To be used in clinical practice, a biomarker should be easy to measure and carry a clear message. According to our results, an approximation to the IFN signature could be done with the gene expression levels of IFIT1 in isolated monocytes. The molecule showed a strong association with other ISG and with activity indexes, as well as with kidney disease.

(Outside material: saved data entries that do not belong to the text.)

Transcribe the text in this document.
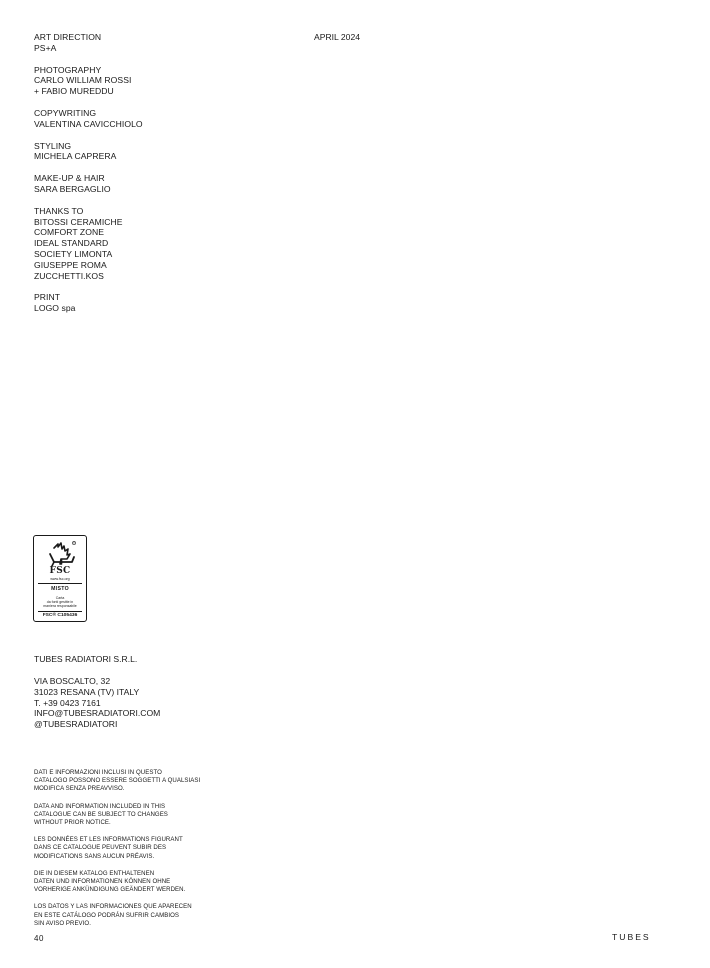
ART DIRECTION
PS+A
PHOTOGRAPHY
CARLO WILLIAM ROSSI
+ FABIO MUREDDU
COPYWRITING
VALENTINA CAVICCHIOLO
STYLING
MICHELA CAPRERA
MAKE-UP & HAIR
SARA BERGAGLIO
THANKS TO
BITOSSI CERAMICHE
COMFORT ZONE
IDEAL STANDARD
SOCIETY LIMONTA
GIUSEPPE ROMA
ZUCCHETTI.KOS
PRINT
LOGO spa
APRIL 2024
®
FSC
www.fsc.org
MISTO
Carta
da fonti gestite in
maniera responsabile
FSC® C105436
TUBES RADIATORI S.R.L.
VIA BOSCALTO, 32
31023 RESANA (TV) ITALY
T. +39 0423 7161
INFO@TUBESRADIATORI.COM
@TUBESRADIATORI
DATI E INFORMAZIONI INCLUSI IN QUESTO
CATALOGO POSSONO ESSERE SOGGETTI A QUALSIASI
MODIFICA SENZA PREAVVISO.
DATA AND INFORMATION INCLUDED IN THIS
CATALOGUE CAN BE SUBJECT TO CHANGES
WITHOUT PRIOR NOTICE.
LES DONNÉES ET LES INFORMATIONS FIGURANT
DANS CE CATALOGUE PEUVENT SUBIR DES
MODIFICATIONS SANS AUCUN PRÉAVIS.
DIE IN DIESEM KATALOG ENTHALTENEN
DATEN UND INFORMATIONEN KÖNNEN OHNE
VORHERIGE ANKÜNDIGUNG GEÄNDERT WERDEN.
LOS DATOS Y LAS INFORMACIONES QUE APARECEN
EN ESTE CATÁLOGO PODRÁN SUFRIR CAMBIOS
SIN AVISO PREVIO.
40	TUBES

Assuming the limitations of our small cohort-based study, our results indicate that the robust information provided by IFIT1 could be lost if analyzed together with other ISG. In this regard, MX1 is one of the ISG usually showing higher stimulation in patients with lupus, as we could also observe in our patients. However, at least in our study, MX1 levels did not differ between active and inactive lupus. Thus, the inclusion of MX1 in ISG scores might derive in a lack of association between the signature and disease activity, which is one of the drawbacks of this potentially useful biomarker .
In a similar way, our findings would not argue for the inclusion of IP10 in ISG scores. In fact, the expression of this molecule was not found globally enhanced in the mononuclear subsets of our patients. Nonetheless, IP10 could be increased in a distinct subgroup of patients, as is well supported by previous research.
Altogether, these findings suggest that up-regulation of the ISG do not render a single message. Positively, along with IFN-I there are many possible sources of the induction of ISG (summarized in Table 2). In particular, IP10 and RSAD2 can be triggered by IFNγ, a fact that could place these mediators in a different activation pathway.
With the best approach to measure the IFN signature in lupus still to be identified, we propose monocyte expression levels of IFIT1 as potential biomarker to be tested in clinical practice. Our results suggest that the addition to composite scores of other upregulated ISG can mask some of the IFN-related traits.
The authors want to thank the patients and the healthy subjects who participated in this study.